Katie Kuehner-Hebert: What are the latest trends in the retirement plan space?

Michael Ingram: Now that the labor market is so tight, employers are choosing to change the eligibility date for new hires to enroll in their company’s retirement plan to better attract employees.

Michael Ingram, Octavia Wealth Advisors

Before, the eligibility date would be one year or six months after hire, but now a number of employers are reducing it to three months, or even immediate. This is purely due to the pandemic. Many people enjoyed working from home, and when their employer told them it was time to come back to the office, many boomers likely just decided to retire early, creating an even greater demand for workers.

Another trend I’m seeing in the marketplace are employers wanting to implement financial wellness programs for their employees — budgeting, debt management, life insurance, and even how financial stress can impact a person’s health. That’s the number one cause of stress in the workplace, so if employers can help relieve stress, they can make people much more productive employees. The financial wellness programs are pretty holistic.

Recordkeepers like Transamerica offer financial wellness programs through their platform, but it’s really up to the financial advisor of the company’s retirement plan to encourage workers to use the tools. There are also third-party apps like Well Cents that employers can implement with their workforce to help improve engagement.

Another trend is specific to California — next June, employers with more than five workers have to set up a retirement plan or enroll employees in a state plan, or pay a fine.

What is your advice on how plan sponsors should best connect with employees?

In addition to offering financial wellness programs, employers should also offer ongoing educational seminars after the enrollment period.

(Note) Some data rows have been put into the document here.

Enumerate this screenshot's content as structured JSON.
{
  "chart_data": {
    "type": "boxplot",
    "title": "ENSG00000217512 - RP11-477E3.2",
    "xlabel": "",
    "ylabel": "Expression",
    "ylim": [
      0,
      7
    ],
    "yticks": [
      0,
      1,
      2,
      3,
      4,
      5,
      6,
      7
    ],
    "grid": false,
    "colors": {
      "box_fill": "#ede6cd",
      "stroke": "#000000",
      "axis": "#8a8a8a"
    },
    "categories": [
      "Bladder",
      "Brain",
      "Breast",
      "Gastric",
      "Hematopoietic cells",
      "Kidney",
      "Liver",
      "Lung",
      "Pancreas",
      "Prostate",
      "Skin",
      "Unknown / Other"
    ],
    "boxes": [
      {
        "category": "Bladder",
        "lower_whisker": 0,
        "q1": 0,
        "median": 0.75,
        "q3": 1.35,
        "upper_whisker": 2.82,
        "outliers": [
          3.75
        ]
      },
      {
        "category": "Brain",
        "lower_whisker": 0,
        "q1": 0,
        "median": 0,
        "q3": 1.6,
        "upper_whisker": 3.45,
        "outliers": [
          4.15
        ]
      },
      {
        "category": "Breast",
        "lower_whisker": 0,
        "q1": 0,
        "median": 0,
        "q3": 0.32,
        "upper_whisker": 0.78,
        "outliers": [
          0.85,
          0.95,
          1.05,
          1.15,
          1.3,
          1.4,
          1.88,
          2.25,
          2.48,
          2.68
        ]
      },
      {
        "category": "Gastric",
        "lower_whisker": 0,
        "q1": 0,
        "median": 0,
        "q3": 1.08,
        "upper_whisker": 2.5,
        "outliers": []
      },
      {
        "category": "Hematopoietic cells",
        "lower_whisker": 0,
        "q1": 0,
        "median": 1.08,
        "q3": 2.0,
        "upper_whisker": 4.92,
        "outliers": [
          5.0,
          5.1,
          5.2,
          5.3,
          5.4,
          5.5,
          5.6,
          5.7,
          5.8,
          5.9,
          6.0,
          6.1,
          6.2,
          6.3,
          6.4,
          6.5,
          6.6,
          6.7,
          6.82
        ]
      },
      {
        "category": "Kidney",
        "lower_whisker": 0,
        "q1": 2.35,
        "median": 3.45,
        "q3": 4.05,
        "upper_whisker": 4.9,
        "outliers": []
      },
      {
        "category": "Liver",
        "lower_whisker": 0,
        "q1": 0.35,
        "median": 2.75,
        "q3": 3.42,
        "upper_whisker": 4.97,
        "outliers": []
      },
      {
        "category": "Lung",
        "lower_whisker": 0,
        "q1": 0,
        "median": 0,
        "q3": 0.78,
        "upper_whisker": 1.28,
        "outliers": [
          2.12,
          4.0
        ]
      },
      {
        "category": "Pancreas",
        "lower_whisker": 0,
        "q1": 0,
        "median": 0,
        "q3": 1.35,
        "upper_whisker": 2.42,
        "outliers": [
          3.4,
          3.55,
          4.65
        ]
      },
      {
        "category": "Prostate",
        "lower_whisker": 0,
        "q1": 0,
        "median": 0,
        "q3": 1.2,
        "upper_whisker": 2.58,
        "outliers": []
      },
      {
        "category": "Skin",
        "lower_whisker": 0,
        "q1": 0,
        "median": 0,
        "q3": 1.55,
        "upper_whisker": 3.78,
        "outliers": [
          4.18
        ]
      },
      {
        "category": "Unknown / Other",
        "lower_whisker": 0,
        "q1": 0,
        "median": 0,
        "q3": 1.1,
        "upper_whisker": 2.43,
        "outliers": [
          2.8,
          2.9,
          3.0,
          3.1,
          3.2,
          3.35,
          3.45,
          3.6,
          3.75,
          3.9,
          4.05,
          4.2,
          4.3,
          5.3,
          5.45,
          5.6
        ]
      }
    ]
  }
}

I’ve conducted a number of employee seminars on behalf of clients, discussing topics like Social Security, Medicare, college planning, life insurance, cryptocurrency and other alternative investments.

Some employers like that, and some employers don’t. They don’t want to take time away from employees working, and some don’t want to encourage everyone to be in their retirement plan, because they don’t want to match contributions. But the employers that like it have more foresight, because they see it as part of financial wellness that can also help their bottom line.

How can plan sponsors improve the enrollment process for employees?

One way to improve the process is to implement auto-enroll. At the outset, employees auto-enroll at a certain percentage, then an advisor contacts them to see if they would rather elect to have a more or less aggressive percentage. They may also choose to open a tax-free ROTH IRA. Many people would rather set it and forget it, but employers can encourage their workers to take a much more active role in their retirement plans.